Professor Allison Orr Larsen of the Law Faculty and Professor Jim Bradley of the Mason School of Business Are Inaugural Recipients of the Award
The inaugural McGlothlin Faculty Teaching Award was recently bestowed on two outstanding faculty members from the Raymond A. Mason School of Business and William & Mary Law School. James W. McGlothlin '62, J.D. '64, LL.D. '00 and Frances Gibson McGlothlin '66 established the award with a generous endowment to the respective schools to recognize innovative, excellent educators who have demonstrated a sustained commitment to teaching.
The recipients of the award are Allison Orr Larsen '99, of William & Mary Law School, and Jim Bradley, of the Raymond A. Mason School of Business. Recipients receive a $50,000 prize that is awarded during Commencement.
As part of the criteria for the award, professors must also show an extraordinary commitment to engaging students both inside and outside the classroom and provide leadership in the development of innovative new courses that advance teaching excellence at William & Mary.
"I am tremendously honored to receive this award," Larsen said. "I myself have been the beneficiary of great teaching at William & Mary—both when I was an undergraduate student and now by watching and learning from my talented colleagues at the law school. The commitment to teaching at William & Mary is real and deep."
The McGlothlins, who split their time between residences in Bristol, Virginia, and Naples, Florida, have been longtime supporters of William & Mary. Their endowment supports efforts at the university to retain and reward superb professors who are powerfully committed to their students.
"I feel especially fortunate for having won this award because I was selected from among 10 very strong applications, which were whittled down to four finalists," Bradley said. "The strength of any one of these finalist's applications would have justified winning this award. We have many excellent teachers and there has never been so much development of innovative educational content. The excitement around this new award will only further motivate efforts along these critical dimensions."
Larsen received tenure this year. She is a 1999 graduate of William & Mary and graduated at the top of her class at University of Virginia's Law School. Larsen clerked for Judge J. Harvie Wilkinson III on the U.S. Court of Appeals for the Fourth Circuit and for Justice David Souter on the U.S. Supreme Court. She spent several years as an associate in the appellate practice group at O'Melveny & Myers in Washington, D.C., before joining the W&M Law School faculty in 2010.
Last year, Larsen won the university-wide Plumeri Award for Faculty Excellence. In 2013, she was awarded the Walter Williams, Jr., Memorial Teaching Award, given annually to one professor selected by the graduating class. The State Council for Higher Education (SCHEV) selected Larsen for an Outstanding Faculty Award in 2014, an honor that recognizes excellence in teaching, research, and service. Larsen was also recognized as an early career "Rising Star" by SCHEV.

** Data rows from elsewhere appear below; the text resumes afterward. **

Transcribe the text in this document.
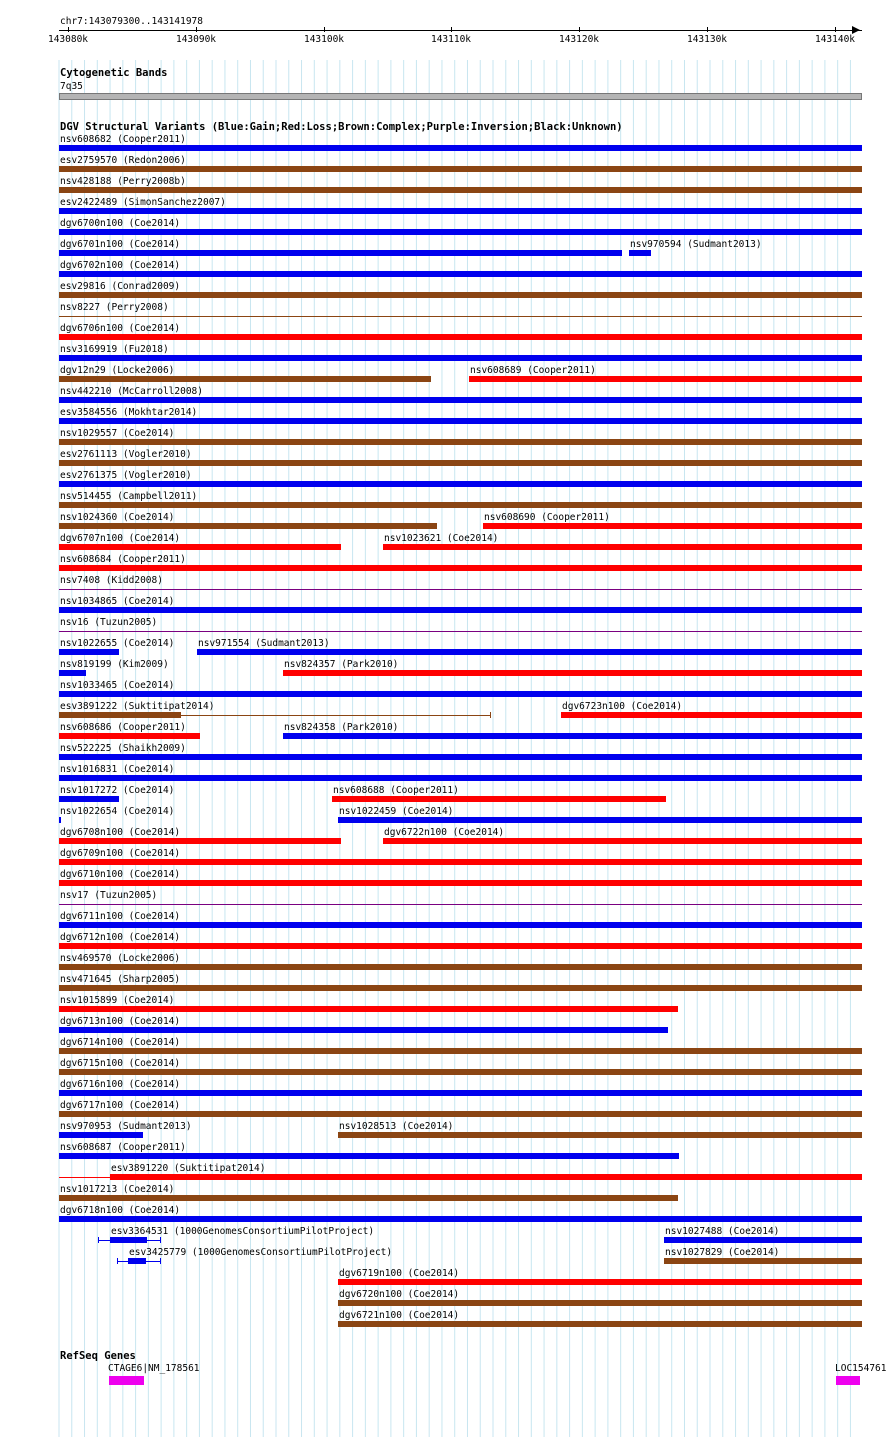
chr7:143079300..143141978
143080k	143090k	143100k	143110k	143120k	143130k	143140k
Cytogenetic Bands
7q35
DGV Structural Variants (Blue:Gain;Red:Loss;Brown:Complex;Purple:Inversion;Black:Unknown)
nsv608682 (Cooper2011)
esv2759570 (Redon2006)
nsv428188 (Perry2008b)
esv2422489 (SimonSanchez2007)
dgv6700n100 (Coe2014)
dgv6701n100 (Coe2014)	nsv970594 (Sudmant2013)
dgv6702n100 (Coe2014)
esv29816 (Conrad2009)
nsv8227 (Perry2008)
dgv6706n100 (Coe2014)
nsv3169919 (Fu2018)
dgv12n29 (Locke2006)	nsv608689 (Cooper2011)
nsv442210 (McCarroll2008)
esv3584556 (Mokhtar2014)
nsv1029557 (Coe2014)
esv2761113 (Vogler2010)
esv2761375 (Vogler2010)
nsv514455 (Campbell2011)
nsv1024360 (Coe2014)	nsv608690 (Cooper2011)
dgv6707n100 (Coe2014)	nsv1023621 (Coe2014)
nsv608684 (Cooper2011)
nsv7408 (Kidd2008)
nsv1034865 (Coe2014)
nsv16 (Tuzun2005)
nsv1022655 (Coe2014) nsv971554 (Sudmant2013)
nsv819199 (Kim2009)	nsv824357 (Park2010)
nsv1033465 (Coe2014)
esv3891222 (Suktitipat2014)	dgv6723n100 (Coe2014)
nsv608686 (Cooper2011)	nsv824358 (Park2010)
nsv522225 (Shaikh2009)
nsv1016831 (Coe2014)
nsv1017272 (Coe2014)	nsv608688 (Cooper2011)
nsv1022654 (Coe2014)	nsv1022459 (Coe2014)
dgv6708n100 (Coe2014)	dgv6722n100 (Coe2014)
dgv6709n100 (Coe2014)
dgv6710n100 (Coe2014)
nsv17 (Tuzun2005)
dgv6711n100 (Coe2014)
dgv6712n100 (Coe2014)
nsv469570 (Locke2006)
nsv471645 (Sharp2005)
nsv1015899 (Coe2014)
dgv6713n100 (Coe2014)
dgv6714n100 (Coe2014)
dgv6715n100 (Coe2014)
dgv6716n100 (Coe2014)
dgv6717n100 (Coe2014)
nsv970953 (Sudmant2013)	nsv1028513 (Coe2014)
nsv608687 (Cooper2011)
esv3891220 (Suktitipat2014)
nsv1017213 (Coe2014)
dgv6718n100 (Coe2014)
esv3364531 (1000GenomesConsortiumPilotProject)	nsv1027488 (Coe2014)
esv3425779 (1000GenomesConsortiumPilotProject)	nsv1027829 (Coe2014)
dgv6719n100 (Coe2014)
dgv6720n100 (Coe2014)
dgv6721n100 (Coe2014)
RefSeq Genes
CTAGE6|NM_178561	LOC154761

"We are delighted that Jim and Fran McGlothlin have created this extraordinary teaching award," said Davison M. Douglas, dean of William & Mary Law School. "One of the hallmarks of our law school is our faculty of gifted teachers who exhibit a powerful commitment to the education of our students. Jim and Fran's Faculty Teaching Award is a wonderful recognition of the centrality of strong teaching to a William & Mary legal education. And Allison Larsen is a marvelous inaugural recipient of this award."
Bradley received his B.E. in mechanical/electrical engineering from General Motors Institute and is a graduate of Tuck School at Dartmouth College where he earned an M.B.A. He received his Ph.D. from Stanford University. Prior to earning his Ph.D., Bradley worked 15 years in manufacturing with General Motors.

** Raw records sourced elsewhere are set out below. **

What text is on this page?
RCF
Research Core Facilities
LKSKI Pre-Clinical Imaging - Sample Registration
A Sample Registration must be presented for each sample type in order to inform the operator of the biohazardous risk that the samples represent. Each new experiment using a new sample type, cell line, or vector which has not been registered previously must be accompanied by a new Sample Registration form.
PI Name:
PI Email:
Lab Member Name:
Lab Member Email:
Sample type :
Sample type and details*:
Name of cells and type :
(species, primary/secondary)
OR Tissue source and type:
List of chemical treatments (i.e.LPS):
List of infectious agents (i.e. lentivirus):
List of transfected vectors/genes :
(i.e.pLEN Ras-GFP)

"This award captures the vision of Jim and Fran McGlothlin which is to reward those faculty that exceed traditional teaching responsibilities with the goal of making the William & Mary student experience the very best it can be," said Dean Larry Pulley '74, of the Raymond A. Mason School of Business. "There are many reasons to give this award to Professor Bradley, one of the most compelling of which was his ability to not only conceptualize a brand new degree in business analytics but lead the effort to its successful launch next August."

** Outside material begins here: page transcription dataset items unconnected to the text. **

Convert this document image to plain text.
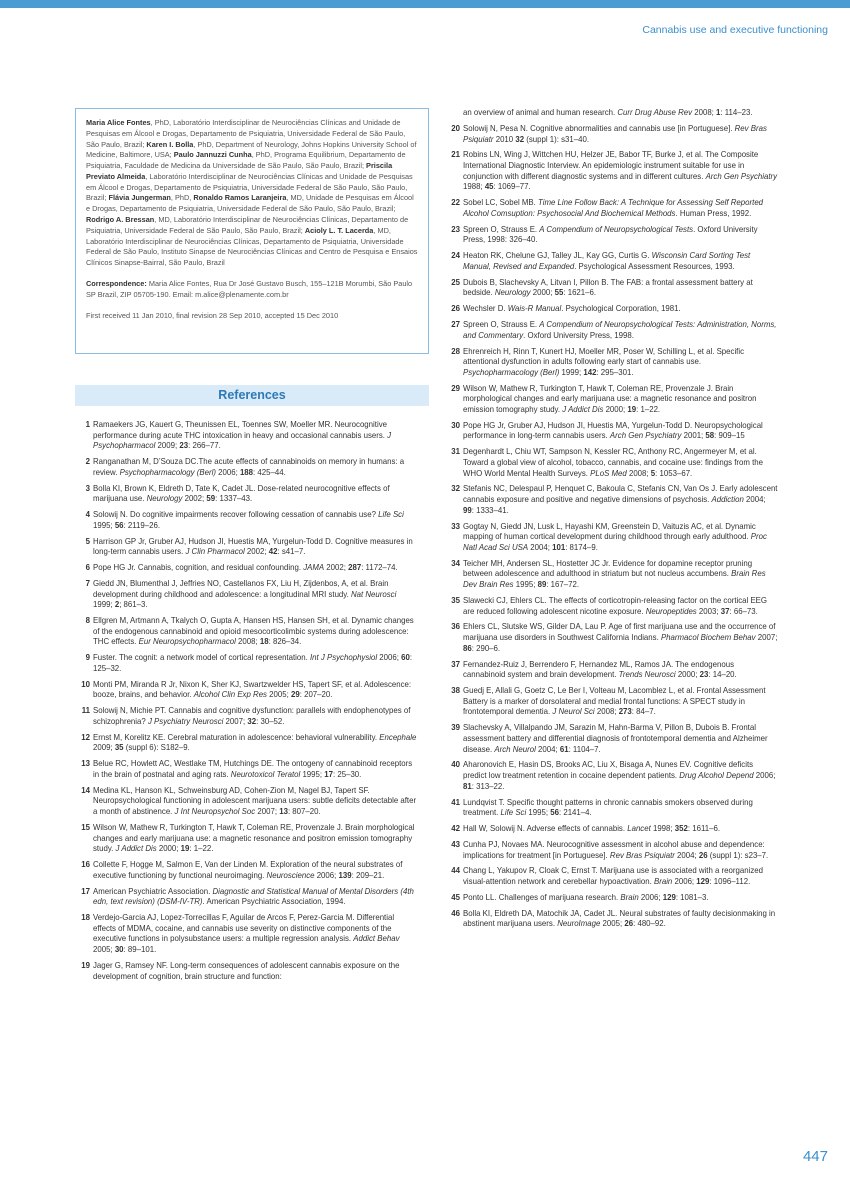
Cannabis use and executive functioning

Maria Alice Fontes, PhD, Laboratório Interdisciplinar de Neurociências Clínicas and Unidade de Pesquisas em Álcool e Drogas, Departamento de Psiquiatria, Universidade Federal de São Paulo, São Paulo, Brazil; Karen I. Bolla, PhD, Department of Neurology, Johns Hopkins University School of Medicine, Baltimore, USA; Paulo Jannuzzi Cunha, PhD, Programa Equilibrium, Departamento de Psiquiatria, Faculdade de Medicina da Universidade de São Paulo, São Paulo, Brazil; Priscila Previato Almeida, Laboratório Interdisciplinar de Neurociências Clínicas and Unidade de Pesquisas em Álcool e Drogas, Departamento de Psiquiatria, Universidade Federal de São Paulo, São Paulo, Brazil; Flávia Jungerman, PhD, Ronaldo Ramos Laranjeira, MD, Unidade de Pesquisas em Álcool e Drogas, Departamento de Psiquiatria, Universidade Federal de São Paulo, São Paulo, Brazil; Rodrigo A. Bressan, MD, Laboratório Interdisciplinar de Neurociências Clínicas, Departamento de Psiquiatria, Universidade Federal de São Paulo, São Paulo, Brazil; Acioly L. T. Lacerda, MD, Laboratório Interdisciplinar de Neurociências Clínicas, Departamento de Psiquiatria, Universidade Federal de São Paulo, Instituto Sinapse de Neurociências Clínicas and Centro de Pesquisa e Ensaios Clínicos Sinapse-Bairral, São Paulo, Brazil

Correspondence: Maria Alice Fontes, Rua Dr José Gustavo Busch, 155–121B Morumbi, São Paulo SP Brazil, ZIP 05705-190. Email: m.alice@plenamente.com.br

First received 11 Jan 2010, final revision 28 Sep 2010, accepted 15 Dec 2010

References
1 Ramaekers JG, Kauert G, Theunissen EL, Toennes SW, Moeller MR. Neurocognitive performance during acute THC intoxication in heavy and occasional cannabis users. J Psychopharmacol 2009; 23: 266–77.
2 Ranganathan M, D’Souza DC.The acute effects of cannabinoids on memory in humans: a review. Psychopharmacology (Berl) 2006; 188: 425–44.
3 Bolla KI, Brown K, Eldreth D, Tate K, Cadet JL. Dose-related neurocognitive effects of marijuana use. Neurology 2002; 59: 1337–43.
4 Solowij N. Do cognitive impairments recover following cessation of cannabis use? Life Sci 1995; 56: 2119–26.
5 Harrison GP Jr, Gruber AJ, Hudson JI, Huestis MA, Yurgelun-Todd D. Cognitive measures in long-term cannabis users. J Clin Pharmacol 2002; 42: s41–7.
6 Pope HG Jr. Cannabis, cognition, and residual confounding. JAMA 2002; 287: 1172–74.
7 Giedd JN, Blumenthal J, Jeffries NO, Castellanos FX, Liu H, Zijdenbos, A, et al. Brain development during childhood and adolescence: a longitudinal MRI study. Nat Neurosci 1999; 2; 861–3.
8 Ellgren M, Artmann A, Tkalych O, Gupta A, Hansen HS, Hansen SH, et al. Dynamic changes of the endogenous cannabinoid and opioid mesocorticolimbic systems during adolescence: THC effects. Eur Neuropsychopharmacol 2008; 18: 826–34.
9 Fuster. The cognit: a network model of cortical representation. Int J Psychophysiol 2006; 60: 125–32.
10 Monti PM, Miranda R Jr, Nixon K, Sher KJ, Swartzwelder HS, Tapert SF, et al. Adolescence: booze, brains, and behavior. Alcohol Clin Exp Res 2005; 29: 207–20.
11 Solowij N, Michie PT. Cannabis and cognitive dysfunction: parallels with endophenotypes of schizophrenia? J Psychiatry Neurosci 2007; 32: 30–52.
12 Ernst M, Korelitz KE. Cerebral maturation in adolescence: behavioral vulnerability. Encephale 2009; 35 (suppl 6): S182–9.
13 Belue RC, Howlett AC, Westlake TM, Hutchings DE. The ontogeny of cannabinoid receptors in the brain of postnatal and aging rats. Neurotoxicol Teratol 1995; 17: 25–30.
14 Medina KL, Hanson KL, Schweinsburg AD, Cohen-Zion M, Nagel BJ, Tapert SF. Neuropsychological functioning in adolescent marijuana users: subtle deficits detectable after a month of abstinence. J Int Neuropsychol Soc 2007; 13: 807–20.
15 Wilson W, Mathew R, Turkington T, Hawk T, Coleman RE, Provenzale J. Brain morphological changes and early marijuana use: a magnetic resonance and positron emission tomography study. J Addict Dis 2000; 19: 1–22.
16 Collette F, Hogge M, Salmon E, Van der Linden M. Exploration of the neural substrates of executive functioning by functional neuroimaging. Neuroscience 2006; 139: 209–21.
17 American Psychiatric Association. Diagnostic and Statistical Manual of Mental Disorders (4th edn, text revision) (DSM-IV-TR). American Psychiatric Association, 1994.
18 Verdejo-Garcia AJ, Lopez-Torrecillas F, Aguilar de Arcos F, Perez-Garcia M. Differential effects of MDMA, cocaine, and cannabis use severity on distinctive components of the executive functions in polysubstance users: a multiple regression analysis. Addict Behav 2005; 30: 89–101.
19 Jager G, Ramsey NF. Long-term consequences of adolescent cannabis exposure on the development of cognition, brain structure and function:
an overview of animal and human research. Curr Drug Abuse Rev 2008; 1: 114–23.
20 Solowij N, Pesa N. Cognitive abnormalities and cannabis use [in Portuguese]. Rev Bras Psiquiatr 2010 32 (suppl 1): s31–40.
21 Robins LN, Wing J, Wittchen HU, Helzer JE, Babor TF, Burke J, et al. The Composite International Diagnostic Interview. An epidemiologic instrument suitable for use in conjunction with different diagnostic systems and in different cultures. Arch Gen Psychiatry 1988; 45: 1069–77.
22 Sobel LC, Sobel MB. Time Line Follow Back: A Technique for Assessing Self Reported Alcohol Comsuption: Psychosocial And Biochemical Methods. Human Press, 1992.
23 Spreen O, Strauss E. A Compendium of Neuropsychological Tests. Oxford University Press, 1998: 326–40.
24 Heaton RK, Chelune GJ, Talley JL, Kay GG, Curtis G. Wisconsin Card Sorting Test Manual, Revised and Expanded. Psychological Assessment Resources, 1993.
25 Dubois B, Slachevsky A, Litvan I, Pillon B. The FAB: a frontal assessment battery at bedside. Neurology 2000; 55: 1621–6.
26 Wechsler D. Wais-R Manual. Psychological Corporation, 1981.
27 Spreen O, Strauss E. A Compendium of Neuropsychological Tests: Administration, Norms, and Commentary. Oxford University Press, 1998.
28 Ehrenreich H, Rinn T, Kunert HJ, Moeller MR, Poser W, Schilling L, et al. Specific attentional dysfunction in adults following early start of cannabis use. Psychopharmacology (Berl) 1999; 142: 295–301.
29 Wilson W, Mathew R, Turkington T, Hawk T, Coleman RE, Provenzale J. Brain morphological changes and early marijuana use: a magnetic resonance and positron emission tomography study. J Addict Dis 2000; 19: 1–22.
30 Pope HG Jr, Gruber AJ, Hudson JI, Huestis MA, Yurgelun-Todd D. Neuropsychological performance in long-term cannabis users. Arch Gen Psychiatry 2001; 58: 909–15
31 Degenhardt L, Chiu WT, Sampson N, Kessler RC, Anthony RC, Angermeyer M, et al. Toward a global view of alcohol, tobacco, cannabis, and cocaine use: findings from the WHO World Mental Health Surveys. PLoS Med 2008; 5: 1053–67.
32 Stefanis NC, Delespaul P, Henquet C, Bakoula C, Stefanis CN, Van Os J. Early adolescent cannabis exposure and positive and negative dimensions of psychosis. Addiction 2004; 99: 1333–41.
33 Gogtay N, Giedd JN, Lusk L, Hayashi KM, Greenstein D, Vaituzis AC, et al. Dynamic mapping of human cortical development during childhood through early adulthood. Proc Natl Acad Sci USA 2004; 101: 8174–9.
34 Teicher MH, Andersen SL, Hostetter JC Jr. Evidence for dopamine receptor pruning between adolescence and adulthood in striatum but not nucleus accumbens. Brain Res Dev Brain Res 1995; 89: 167–72.
35 Slawecki CJ, Ehlers CL. The effects of corticotropin-releasing factor on the cortical EEG are reduced following adolescent nicotine exposure. Neuropeptides 2003; 37: 66–73.
36 Ehlers CL, Slutske WS, Gilder DA, Lau P. Age of first marijuana use and the occurrence of marijuana use disorders in Southwest California Indians. Pharmacol Biochem Behav 2007; 86: 290–6.
37 Fernandez-Ruiz J, Berrendero F, Hernandez ML, Ramos JA. The endogenous cannabinoid system and brain development. Trends Neurosci 2000; 23: 14–20.
38 Guedj E, Allali G, Goetz C, Le Ber I, Volteau M, Lacomblez L, et al. Frontal Assessment Battery is a marker of dorsolateral and medial frontal functions: A SPECT study in frontotemporal dementia. J Neurol Sci 2008; 273: 84–7.
39 Slachevsky A, Villalpando JM, Sarazin M, Hahn-Barma V, Pillon B, Dubois B. Frontal assessment battery and differential diagnosis of frontotemporal dementia and Alzheimer disease. Arch Neurol 2004; 61: 1104–7.
40 Aharonovich E, Hasin DS, Brooks AC, Liu X, Bisaga A, Nunes EV. Cognitive deficits predict low treatment retention in cocaine dependent patients. Drug Alcohol Depend 2006; 81: 313–22.
41 Lundqvist T. Specific thought patterns in chronic cannabis smokers observed during treatment. Life Sci 1995; 56: 2141–4.
42 Hall W, Solowij N. Adverse effects of cannabis. Lancet 1998; 352: 1611–6.
43 Cunha PJ, Novaes MA. Neurocognitive assessment in alcohol abuse and dependence: implications for treatment [in Portuguese]. Rev Bras Psiquiatr 2004; 26 (suppl 1): s23–7.
44 Chang L, Yakupov R, Cloak C, Ernst T. Marijuana use is associated with a reorganized visual-attention network and cerebellar hypoactivation. Brain 2006; 129: 1096–112.
45 Ponto LL. Challenges of marijuana research. Brain 2006; 129: 1081–3.
46 Bolla KI, Eldreth DA, Matochik JA, Cadet JL. Neural substrates of faulty decisionmaking in abstinent marijuana users. NeuroImage 2005; 26: 480–92.
447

Bradley will oversee the development and deployment of the Raymond A. Mason School's new master's degree in Business Analytics, which will start this fall. He is currently the Hays Watkins Professor of Operations and Information Technology.
Both Bradley and Larsen routinely receive superb evaluations from their students. Larsen is described by students as dynamic, clear and challenging. Bradley is known for his ability to connect with undergraduate and M.B.A. students while finding new and innovative ways to capture their attention in the classroom.
"We are very thankful to Jim and Fran for establishing this award, which is an exceptional way to recognize world-class faculty who go above and beyond in their commitment to providing a high-caliber education for students at William & Mary," said Matthew T. Lambert '99, vice president for university advancement. "Their dedication to enhancing the academic experience is truly inspirational and worthy of this special honor.”
About William & Mary Law School
Thomas Jefferson founded William & Mary Law School in 1779 to train leaders for the new nation. Now in its third century, America's oldest law school continues its historic mission of educating citizen lawyers who are prepared both to lead and to serve.